Temos que ver a Natividade de Maria no contexto do pecado original. Naquele momento. Deus prometeu a chegada de uma Mulher, contrapondo-se à serpente tentadora: “Ponho inimizade entre ti e a mulher, entre tua descendência e a dela: ela ferirá tua cabeça e tu lhe ferirás o calcanhar.” (Gn 3,15). Quando Maria nasceu, começou a cumprir-se essa promessa, porque Ela é a Virgem Mãe que dá à luz um Filho que será o Salvador do mundo. Porque Ela é a Colaboradora d’Aquele que conseguirá a vitória definitiva sobre a serpente infernal. Por isso, Maria é a nova Eva, ou seja, a Mãe da vida e Mãe de todos os viventes.

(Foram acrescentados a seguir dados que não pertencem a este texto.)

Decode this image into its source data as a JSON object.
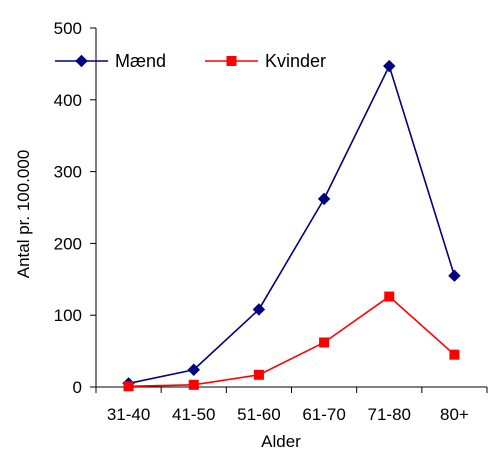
{
  "chart_data": {
    "type": "line",
    "categories": [
      "31-40",
      "41-50",
      "51-60",
      "61-70",
      "71-80",
      "80+"
    ],
    "series": [
      {
        "name": "Mænd",
        "values": [
          5,
          24,
          108,
          262,
          447,
          155
        ],
        "color": "#000080",
        "marker": "diamond"
      },
      {
        "name": "Kvinder",
        "values": [
          1,
          3,
          17,
          62,
          126,
          45
        ],
        "color": "#ff0000",
        "marker": "square"
      }
    ],
    "title": "",
    "xlabel": "Alder",
    "ylabel": "Antal pr. 100.000",
    "ylim": [
      0,
      500
    ],
    "yticks": [
      0,
      100,
      200,
      300,
      400,
      500
    ],
    "grid": false,
    "legend_position": "top-left"
  }
}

Assim, com o nascimento de Maria, teve início a plenitude dos tempos. Dessa forma, Deus dava ao mundo a garantia concreta de que a salvação já estava próxima. Como na hora da Anunciação, a vida de Maria muda, muda também a história do mundo. Deus lhe pede para ser Mãe de seu Filho; naquele momento, nasceu seu primeiro amor, o grande amor de sua vida, o amor a seu Filho Jesus Cristo. Decidida e alegremente, aceita sua nova missão, dizendo seu “Fiat. Faça-se segundo tua palavra”.

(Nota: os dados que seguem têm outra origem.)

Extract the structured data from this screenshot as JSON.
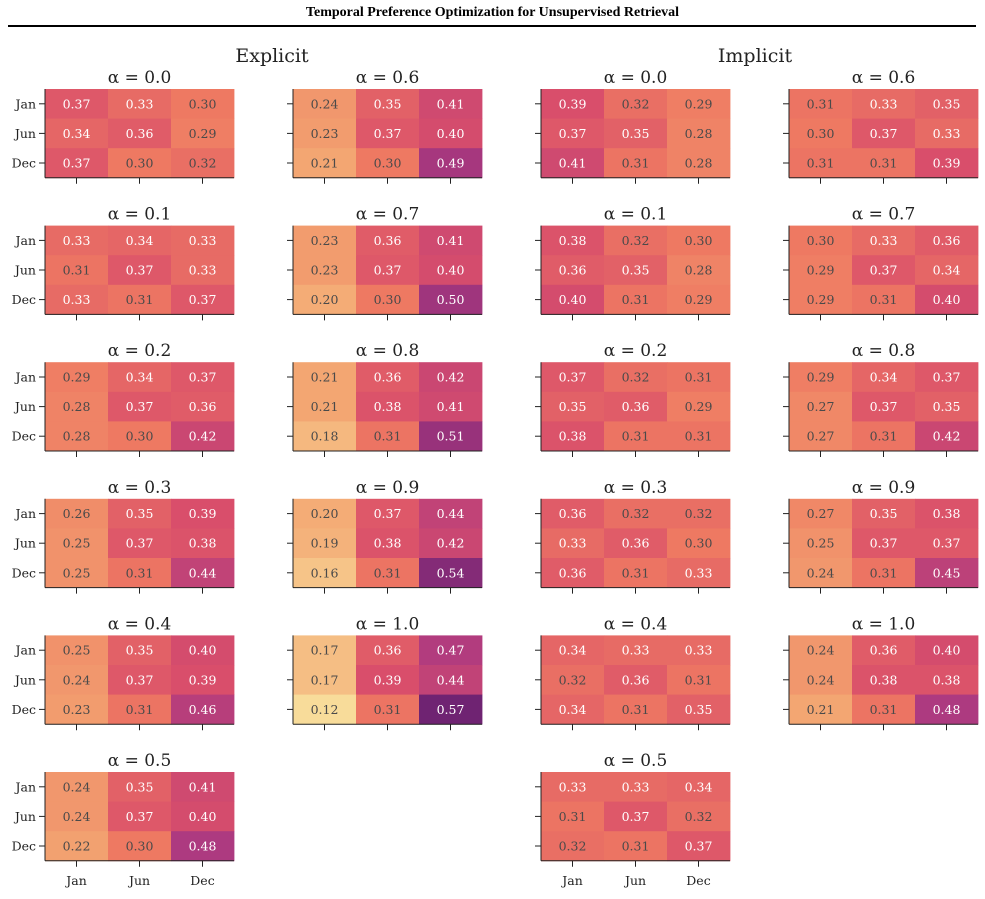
{
  "title": "Temporal Preference Optimization for Unsupervised Retrieval",
  "chart_data": {
    "type": "heatmap",
    "title": "Temporal Preference Optimization for Unsupervised Retrieval",
    "row_labels": [
      "Jan",
      "Jun",
      "Dec"
    ],
    "col_labels": [
      "Jan",
      "Jun",
      "Dec"
    ],
    "colormap": [
      "#f8dc9a",
      "#f3a672",
      "#ee7962",
      "#d94e6b",
      "#ad3a80",
      "#6f2372"
    ],
    "value_range": [
      0.12,
      0.57
    ],
    "groups": [
      {
        "name": "Explicit",
        "panels": [
          {
            "label": "α = 0.0",
            "values": [
              [
                0.37,
                0.33,
                0.3
              ],
              [
                0.34,
                0.36,
                0.29
              ],
              [
                0.37,
                0.3,
                0.32
              ]
            ]
          },
          {
            "label": "α = 0.1",
            "values": [
              [
                0.33,
                0.34,
                0.33
              ],
              [
                0.31,
                0.37,
                0.33
              ],
              [
                0.33,
                0.31,
                0.37
              ]
            ]
          },
          {
            "label": "α = 0.2",
            "values": [
              [
                0.29,
                0.34,
                0.37
              ],
              [
                0.28,
                0.37,
                0.36
              ],
              [
                0.28,
                0.3,
                0.42
              ]
            ]
          },
          {
            "label": "α = 0.3",
            "values": [
              [
                0.26,
                0.35,
                0.39
              ],
              [
                0.25,
                0.37,
                0.38
              ],
              [
                0.25,
                0.31,
                0.44
              ]
            ]
          },
          {
            "label": "α = 0.4",
            "values": [
              [
                0.25,
                0.35,
                0.4
              ],
              [
                0.24,
                0.37,
                0.39
              ],
              [
                0.23,
                0.31,
                0.46
              ]
            ]
          },
          {
            "label": "α = 0.5",
            "values": [
              [
                0.24,
                0.35,
                0.41
              ],
              [
                0.24,
                0.37,
                0.4
              ],
              [
                0.22,
                0.3,
                0.48
              ]
            ]
          },
          {
            "label": "α = 0.6",
            "values": [
              [
                0.24,
                0.35,
                0.41
              ],
              [
                0.23,
                0.37,
                0.4
              ],
              [
                0.21,
                0.3,
                0.49
              ]
            ]
          },
          {
            "label": "α = 0.7",
            "values": [
              [
                0.23,
                0.36,
                0.41
              ],
              [
                0.23,
                0.37,
                0.4
              ],
              [
                0.2,
                0.3,
                0.5
              ]
            ]
          },
          {
            "label": "α = 0.8",
            "values": [
              [
                0.21,
                0.36,
                0.42
              ],
              [
                0.21,
                0.38,
                0.41
              ],
              [
                0.18,
                0.31,
                0.51
              ]
            ]
          },
          {
            "label": "α = 0.9",
            "values": [
              [
                0.2,
                0.37,
                0.44
              ],
              [
                0.19,
                0.38,
                0.42
              ],
              [
                0.16,
                0.31,
                0.54
              ]
            ]
          },
          {
            "label": "α = 1.0",
            "values": [
              [
                0.17,
                0.36,
                0.47
              ],
              [
                0.17,
                0.39,
                0.44
              ],
              [
                0.12,
                0.31,
                0.57
              ]
            ]
          }
        ]
      },
      {
        "name": "Implicit",
        "panels": [
          {
            "label": "α = 0.0",
            "values": [
              [
                0.39,
                0.32,
                0.29
              ],
              [
                0.37,
                0.35,
                0.28
              ],
              [
                0.41,
                0.31,
                0.28
              ]
            ]
          },
          {
            "label": "α = 0.1",
            "values": [
              [
                0.38,
                0.32,
                0.3
              ],
              [
                0.36,
                0.35,
                0.28
              ],
              [
                0.4,
                0.31,
                0.29
              ]
            ]
          },
          {
            "label": "α = 0.2",
            "values": [
              [
                0.37,
                0.32,
                0.31
              ],
              [
                0.35,
                0.36,
                0.29
              ],
              [
                0.38,
                0.31,
                0.31
              ]
            ]
          },
          {
            "label": "α = 0.3",
            "values": [
              [
                0.36,
                0.32,
                0.32
              ],
              [
                0.33,
                0.36,
                0.3
              ],
              [
                0.36,
                0.31,
                0.33
              ]
            ]
          },
          {
            "label": "α = 0.4",
            "values": [
              [
                0.34,
                0.33,
                0.33
              ],
              [
                0.32,
                0.36,
                0.31
              ],
              [
                0.34,
                0.31,
                0.35
              ]
            ]
          },
          {
            "label": "α = 0.5",
            "values": [
              [
                0.33,
                0.33,
                0.34
              ],
              [
                0.31,
                0.37,
                0.32
              ],
              [
                0.32,
                0.31,
                0.37
              ]
            ]
          },
          {
            "label": "α = 0.6",
            "values": [
              [
                0.31,
                0.33,
                0.35
              ],
              [
                0.3,
                0.37,
                0.33
              ],
              [
                0.31,
                0.31,
                0.39
              ]
            ]
          },
          {
            "label": "α = 0.7",
            "values": [
              [
                0.3,
                0.33,
                0.36
              ],
              [
                0.29,
                0.37,
                0.34
              ],
              [
                0.29,
                0.31,
                0.4
              ]
            ]
          },
          {
            "label": "α = 0.8",
            "values": [
              [
                0.29,
                0.34,
                0.37
              ],
              [
                0.27,
                0.37,
                0.35
              ],
              [
                0.27,
                0.31,
                0.42
              ]
            ]
          },
          {
            "label": "α = 0.9",
            "values": [
              [
                0.27,
                0.35,
                0.38
              ],
              [
                0.25,
                0.37,
                0.37
              ],
              [
                0.24,
                0.31,
                0.45
              ]
            ]
          },
          {
            "label": "α = 1.0",
            "values": [
              [
                0.24,
                0.36,
                0.4
              ],
              [
                0.24,
                0.38,
                0.38
              ],
              [
                0.21,
                0.31,
                0.48
              ]
            ]
          }
        ]
      }
    ]
  }
}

Ela, como mulher, é mãe e virgem. Isso vale para toda mulher, independentemente de seu estado de vida. Também a mulher casada deve ser não apenas mãe, mas também virgem. Maternidade e virgindade se condicionam com a fecundidade plena da alma feminina; por isso, uma autêntica mulher e mãe deve cultivar ambos os princípios.
Por tudo isso, a Natividade de Maria é um convite à profunda alegria. Toda a criação se alegra e fica feliz com o nascimento de Maria. No decorrer dos séculos, os cristãos têm expressado com muito simbolismo e criatividade seu júbilo e regozijo. Se Jesus Cristo é a luz e o sol da justiça, então Maria é:
• A aurora e a estrela que anuncia o sol,
• O seio da encarnação divina.
• O prelúdio e a esperança da salvação,
• A porta virginal por meio da qual Deus fez sua entrada na terra.

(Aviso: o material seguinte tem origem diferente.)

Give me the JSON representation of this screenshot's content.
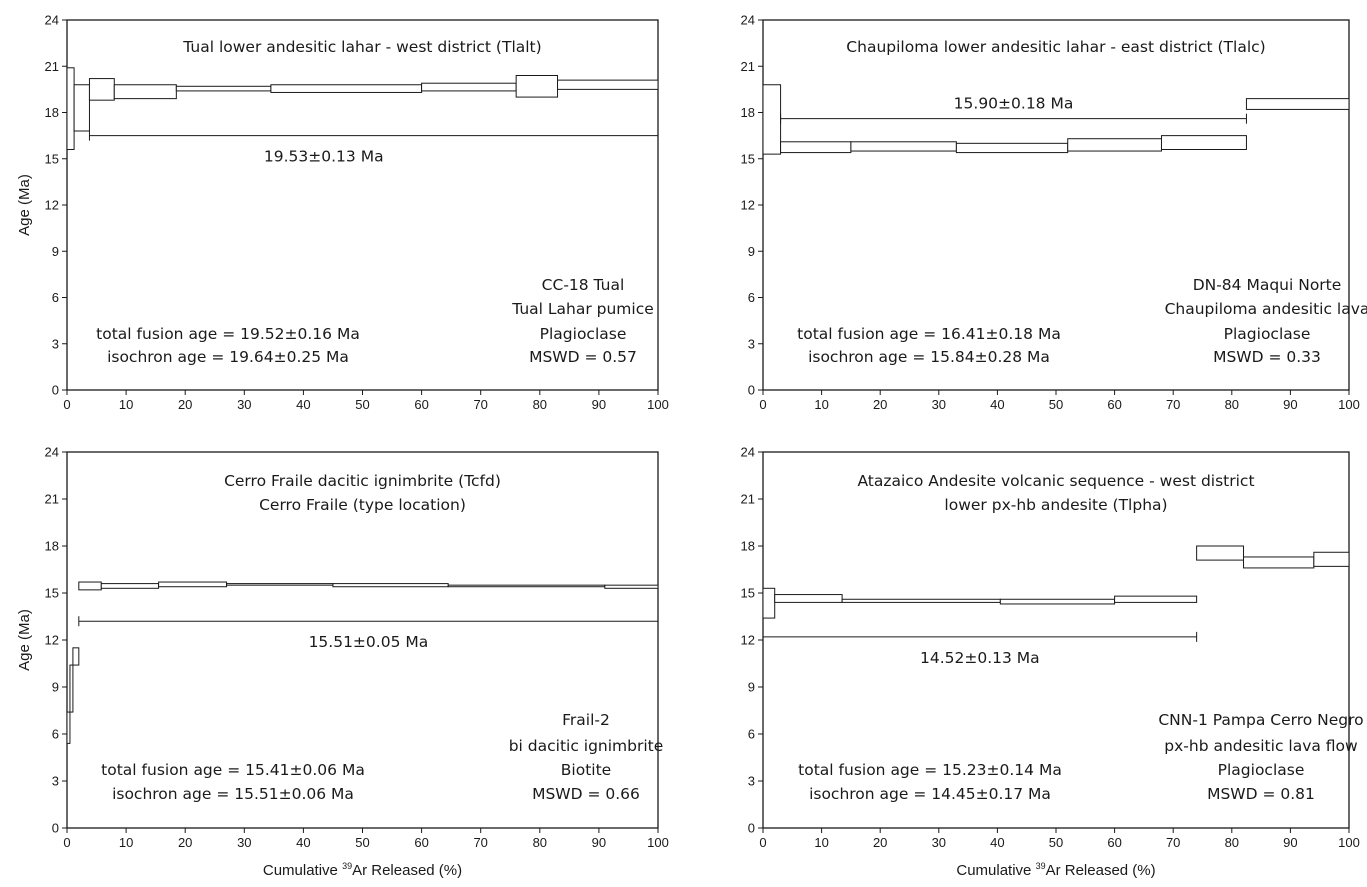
{
  "chart_data": [
    {
      "type": "step",
      "xlabel": "",
      "ylabel": "Age (Ma)",
      "xlim": [
        0,
        100
      ],
      "ylim": [
        0,
        24
      ],
      "xticks": [
        0,
        10,
        20,
        30,
        40,
        50,
        60,
        70,
        80,
        90,
        100
      ],
      "yticks": [
        0,
        3,
        6,
        9,
        12,
        15,
        18,
        21,
        24
      ],
      "title_lines": [
        "Tual lower andesitic lahar - west district (Tlalt)"
      ],
      "sample_lines": [
        "CC-18 Tual",
        "Tual Lahar pumice",
        "Plagioclase",
        "MSWD = 0.57"
      ],
      "age_lines": [
        "total fusion age = 19.52±0.16 Ma",
        "isochron age = 19.64±0.25 Ma"
      ],
      "plateau": {
        "label": "19.53±0.13 Ma",
        "x_start": 3.8,
        "x_end": 100,
        "y": 16.5,
        "label_pos": "below"
      },
      "steps": [
        {
          "x0": 0.0,
          "x1": 1.2,
          "lo": 15.6,
          "hi": 20.9
        },
        {
          "x0": 1.2,
          "x1": 3.8,
          "lo": 16.8,
          "hi": 19.8
        },
        {
          "x0": 3.8,
          "x1": 8.0,
          "lo": 18.8,
          "hi": 20.2
        },
        {
          "x0": 8.0,
          "x1": 18.5,
          "lo": 18.9,
          "hi": 19.8
        },
        {
          "x0": 18.5,
          "x1": 34.5,
          "lo": 19.4,
          "hi": 19.7
        },
        {
          "x0": 34.5,
          "x1": 60.0,
          "lo": 19.3,
          "hi": 19.8
        },
        {
          "x0": 60.0,
          "x1": 76.0,
          "lo": 19.4,
          "hi": 19.9
        },
        {
          "x0": 76.0,
          "x1": 83.0,
          "lo": 19.0,
          "hi": 20.4
        },
        {
          "x0": 83.0,
          "x1": 100.0,
          "lo": 19.5,
          "hi": 20.1
        }
      ]
    },
    {
      "type": "step",
      "xlabel": "",
      "ylabel": "",
      "xlim": [
        0,
        100
      ],
      "ylim": [
        0,
        24
      ],
      "xticks": [
        0,
        10,
        20,
        30,
        40,
        50,
        60,
        70,
        80,
        90,
        100
      ],
      "yticks": [
        0,
        3,
        6,
        9,
        12,
        15,
        18,
        21,
        24
      ],
      "title_lines": [
        "Chaupiloma lower andesitic lahar - east district (Tlalc)"
      ],
      "sample_lines": [
        "DN-84 Maqui Norte",
        "Chaupiloma andesitic lava",
        "Plagioclase",
        "MSWD = 0.33"
      ],
      "age_lines": [
        "total fusion age = 16.41±0.18 Ma",
        "isochron age = 15.84±0.28 Ma"
      ],
      "plateau": {
        "label": "15.90±0.18 Ma",
        "x_start": 3.0,
        "x_end": 82.5,
        "y": 17.6,
        "label_pos": "above"
      },
      "steps": [
        {
          "x0": 0.0,
          "x1": 3.0,
          "lo": 15.3,
          "hi": 19.8
        },
        {
          "x0": 3.0,
          "x1": 15.0,
          "lo": 15.4,
          "hi": 16.1
        },
        {
          "x0": 15.0,
          "x1": 33.0,
          "lo": 15.5,
          "hi": 16.1
        },
        {
          "x0": 33.0,
          "x1": 52.0,
          "lo": 15.4,
          "hi": 16.0
        },
        {
          "x0": 52.0,
          "x1": 68.0,
          "lo": 15.5,
          "hi": 16.3
        },
        {
          "x0": 68.0,
          "x1": 82.5,
          "lo": 15.6,
          "hi": 16.5
        },
        {
          "x0": 82.5,
          "x1": 100.0,
          "lo": 18.2,
          "hi": 18.9
        }
      ]
    },
    {
      "type": "step",
      "xlabel": "Cumulative 39Ar Released (%)",
      "ylabel": "Age (Ma)",
      "xlim": [
        0,
        100
      ],
      "ylim": [
        0,
        24
      ],
      "xticks": [
        0,
        10,
        20,
        30,
        40,
        50,
        60,
        70,
        80,
        90,
        100
      ],
      "yticks": [
        0,
        3,
        6,
        9,
        12,
        15,
        18,
        21,
        24
      ],
      "title_lines": [
        "Cerro Fraile dacitic ignimbrite (Tcfd)",
        "Cerro Fraile (type location)"
      ],
      "sample_lines": [
        "Frail-2",
        "bi dacitic ignimbrite",
        "Biotite",
        "MSWD = 0.66"
      ],
      "age_lines": [
        "total fusion age = 15.41±0.06 Ma",
        "isochron age = 15.51±0.06 Ma"
      ],
      "plateau": {
        "label": "15.51±0.05 Ma",
        "x_start": 2.0,
        "x_end": 100,
        "y": 13.2,
        "label_pos": "below"
      },
      "steps": [
        {
          "x0": 0.0,
          "x1": 0.5,
          "lo": 5.4,
          "hi": 7.4
        },
        {
          "x0": 0.5,
          "x1": 1.0,
          "lo": 7.4,
          "hi": 10.4
        },
        {
          "x0": 1.0,
          "x1": 2.0,
          "lo": 10.4,
          "hi": 11.5
        },
        {
          "x0": 2.0,
          "x1": 5.8,
          "lo": 15.2,
          "hi": 15.7
        },
        {
          "x0": 5.8,
          "x1": 15.5,
          "lo": 15.3,
          "hi": 15.6
        },
        {
          "x0": 15.5,
          "x1": 27.0,
          "lo": 15.4,
          "hi": 15.7
        },
        {
          "x0": 27.0,
          "x1": 45.0,
          "lo": 15.5,
          "hi": 15.6
        },
        {
          "x0": 45.0,
          "x1": 64.5,
          "lo": 15.4,
          "hi": 15.6
        },
        {
          "x0": 64.5,
          "x1": 91.0,
          "lo": 15.4,
          "hi": 15.5
        },
        {
          "x0": 91.0,
          "x1": 100.0,
          "lo": 15.3,
          "hi": 15.5
        }
      ]
    },
    {
      "type": "step",
      "xlabel": "Cumulative 39Ar Released (%)",
      "ylabel": "",
      "xlim": [
        0,
        100
      ],
      "ylim": [
        0,
        24
      ],
      "xticks": [
        0,
        10,
        20,
        30,
        40,
        50,
        60,
        70,
        80,
        90,
        100
      ],
      "yticks": [
        0,
        3,
        6,
        9,
        12,
        15,
        18,
        21,
        24
      ],
      "title_lines": [
        "Atazaico Andesite volcanic sequence - west district",
        "lower px-hb andesite (Tlpha)"
      ],
      "sample_lines": [
        "CNN-1 Pampa Cerro Negro",
        "px-hb andesitic lava flow",
        "Plagioclase",
        "MSWD = 0.81"
      ],
      "age_lines": [
        "total fusion age = 15.23±0.14 Ma",
        "isochron age = 14.45±0.17 Ma"
      ],
      "plateau": {
        "label": "14.52±0.13 Ma",
        "x_start": 0.0,
        "x_end": 74.0,
        "y": 12.2,
        "label_pos": "below"
      },
      "steps": [
        {
          "x0": 0.0,
          "x1": 2.0,
          "lo": 13.4,
          "hi": 15.3
        },
        {
          "x0": 2.0,
          "x1": 13.5,
          "lo": 14.4,
          "hi": 14.9
        },
        {
          "x0": 13.5,
          "x1": 40.5,
          "lo": 14.4,
          "hi": 14.6
        },
        {
          "x0": 40.5,
          "x1": 60.0,
          "lo": 14.3,
          "hi": 14.6
        },
        {
          "x0": 60.0,
          "x1": 74.0,
          "lo": 14.4,
          "hi": 14.8
        },
        {
          "x0": 74.0,
          "x1": 82.0,
          "lo": 17.1,
          "hi": 18.0
        },
        {
          "x0": 82.0,
          "x1": 94.0,
          "lo": 16.6,
          "hi": 17.3
        },
        {
          "x0": 94.0,
          "x1": 100.0,
          "lo": 16.7,
          "hi": 17.6
        }
      ]
    }
  ]
}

Porém, não apenas a criação se alegra com a festa da Natividade de Maria. Nem somos capazes de imaginar o quanto o próprio Deus se alegra com o nascimento de Maria. Ali está a nova criatura do paraíso, a nova Eva tal como Deus havia pensado em seu projeto original da criação. Ela é a culminação, a coroa de todo o criado, a obra mestra do Pai:
• A Virgem mais bela e mais pura,
• A Filha mais amada e mais ansiada,
• A Mãe mais amorosa e mais santa.
Maria terá em sua vida o carisma especial para nos aproximar de Deus Pai, para abrir Seu coração. Em toda família, é a mãe quem ajuda seus filhos a conhecerem seu pai; o mesmo acontece com a Família de Deus: Maria nos concede uma especial sensibilidade de filhos, que nos permite descobrir o verdadeiro rosto do Pai, tal como resplandece em Jesus, o Bom Pastor.
Alegremo-nos todos, unidos com Deus e com toda a criação neste dia de júbilo e festa, neste dia em que recordamos o nascimento de Maria, Mãe de Jesus e nossa Mãe!